A list of rules drawn out in marker is prominently displayed above a circle of young girls huddled together in a small room in the Pasco downtown library.
There are some simple rules: raise your hand, turn off electronics and be on time.
Then there are more challenging rules: keep confidentiality, make good decisions and have a positive attitude.
The group of elementary and middle school students who make up the Girls Circle came up with the rules. Following them is a must in order for the circle to be a safe place for the students to learn about social issues and share confidential information.
The circle, a support group for young girls in the Pasco area, meets weekly to discuss a range of topics, including healthy relationships, bullying and how to be strong women in society. It’s paid for by the local Health District and run by two staff members from Domestic Violence Services in Kennewick.
Conversations are free-flowing, confidential and positive.
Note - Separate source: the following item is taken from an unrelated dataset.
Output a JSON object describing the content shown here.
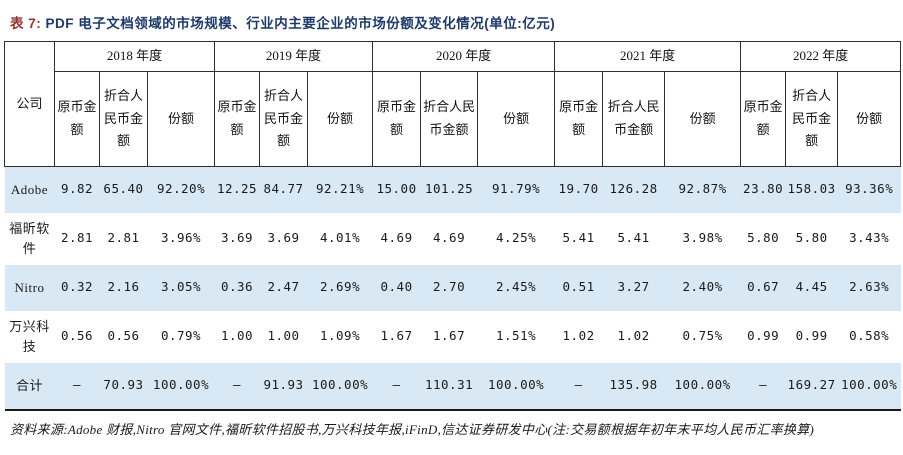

The girls discuss problems they encounter at school and in their daily life.
“The girls really support each other. We work through solutions to problems,” said Paulina Valdez, who helps lead the circle. “We want them to know as a woman you can become a successful engineer, a police officer or a business woman.”
The group started about a year ago and is getting ready to complete its third session, each averaging 10 weeks. The idea for the evidence-based program came about as the health district looked for ways to reduce teen pregnancy, said Erinn Gailey, program director for Domestic Violence Services.
In order to attend the circle, girls have to live or go to school in Pasco, though Gailey is hopeful the program will expand to other areas soon. The next two sessions are scheduled to start the week after spring break.
One of the sessions is for Ochoa Middle School students, and will be held at the school. The other will be open to the public and will be held at the Pasco library.
As the positive feedback from the girls began to spread, so did the demand to join, Gailey said. Parents from across the Tri-Cities started reaching out to get their girls involved.
“It was pretty stunning in the beginning,” Gailey said. “By the third week we had a waiting list and had to start two groups.”
Dierdre Lanza heard about the group and thought it would help her daughter, Ellahmarie, who was dealing with a bullying issue after recently moving to the area, she said. Ellahmarie would call home sick from school and routinely come home crying.
The group would talk about the highs and lows experienced by the girls during the week. The group also uses role playing, arts and crafts, and music to help talk about different issues.
Lanza said talking with her daughter about her highs and lows has helped the entire family communicate better.
“I’ve noticed she is more open with me, and she is able to express herself with me,” Lanza said.
Parents say Valdez and the other leader of the group, Delia Zambrano, have a big impact on the girls. Gailey describes the duo as perfect leaders because Zambrano is younger and works for the Pasco School District, while Valdez is the nurturing mother of the group.
“They are great role models,” said Maria Zuniga, who has a daughter in the group.
Although much of the time spent in the circle is devoted to working through social issues, the girls also laugh and build friendships. And there is even a time, which all the girls said is their favorite, for snacks.
The girls say that having a confidential place to share information and talk about issues that might be difficult or embarrassing to discuss has helped grow their confidence.
Ana Pacheco, 10, had some attitude problems before she started attending the group, she said. She described herself as “rude,” and said she didn’t care too much about others’ feelings.
Now, after getting to know the girls in the group and learning about how to deal with certain situations, Pacheco said she feels she is a better person.
“We all trust each other,” she said. “You can change your attitude if you are mean or rude.”
Ellahmarie, 9, has learned to combat the bullying since joining the group and now has a support system to share her problems with.
“It’s a group that changes your life,” she said.